20890 Twitter Health and Sentinal Citizens

Tuesday, September 1, 2009: 1:50 PM
Hanover F/G
Ken Hall, M, DIV , NCPHI OD, BearingPont, Atlanta, GA
Jason Bonander, MA , NCPHI, Centers for Disease Control and Prevention, Atlanta, GA
Twitter Health is an application, or, more importantly, an approach, that empowers the sentinel citizen.  From the perspective of public health, this approach provides an opt-in methodology to track specific chronic health patterns.

Initially developed on the Apple iPhone, it’s a prototype for personalized health, with a twist.  The application includes an interface to send 140-character messages to the Twitter infrastructure, as every other Twitter application; however, it also includes an analytics engine that provides a closed feedback loop for the tweeted messages. The closed feedback loop provides graphical time-series analysis of specific personal health concerns.
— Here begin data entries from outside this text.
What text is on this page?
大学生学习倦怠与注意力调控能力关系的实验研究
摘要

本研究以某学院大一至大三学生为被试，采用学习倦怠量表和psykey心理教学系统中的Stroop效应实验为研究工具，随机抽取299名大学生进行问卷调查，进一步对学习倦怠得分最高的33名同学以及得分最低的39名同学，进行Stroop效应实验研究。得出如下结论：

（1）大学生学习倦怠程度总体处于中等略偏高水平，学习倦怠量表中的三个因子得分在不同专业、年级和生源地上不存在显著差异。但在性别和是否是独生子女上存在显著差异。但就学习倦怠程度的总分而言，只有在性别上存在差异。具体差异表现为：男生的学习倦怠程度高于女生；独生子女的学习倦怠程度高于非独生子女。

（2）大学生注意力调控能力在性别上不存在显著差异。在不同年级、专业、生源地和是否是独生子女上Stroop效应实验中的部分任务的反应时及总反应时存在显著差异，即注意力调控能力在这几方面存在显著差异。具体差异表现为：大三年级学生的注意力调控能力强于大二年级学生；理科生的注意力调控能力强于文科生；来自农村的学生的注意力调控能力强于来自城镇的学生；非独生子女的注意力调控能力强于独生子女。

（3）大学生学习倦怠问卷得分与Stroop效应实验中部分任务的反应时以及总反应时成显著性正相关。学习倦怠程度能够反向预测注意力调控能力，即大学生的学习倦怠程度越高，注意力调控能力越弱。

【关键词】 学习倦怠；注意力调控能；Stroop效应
The Twitter Health application may be configured to handle multiple chronic public health concerns, some which are spelled out in the following chart:

Question Answered by Tweet

Public Health Concern

Health Measure

What do I weigh today?

Obesity

Daily weight

How do I feel right now?

Mental Health

Emotional state (i.e., sad)

How often do I smoke cigarettes?

Smoking

Number of cigarettes smoked per day

What is my glucose level?

Diabetes

Glucose level

Twitter Health provides a model for developing new and innovative public health capacity by leveraging existing social network infrastructure and the large concomitant groups of people trafficking in this virtual space.  This model has the potential lower historical boundaries between public health and the individual.

The Twitter Health application includes an opt-in feature that enables the application to provide health tweets to public health for surveillance or to receive from CDC or state public health departments helpful information based on the trends associated with their health tweet history relative to the chronic condition they are tracking.

Informing the PHIN community about this approach may spark new ideas and opportunities for innovation and the improvement of public health.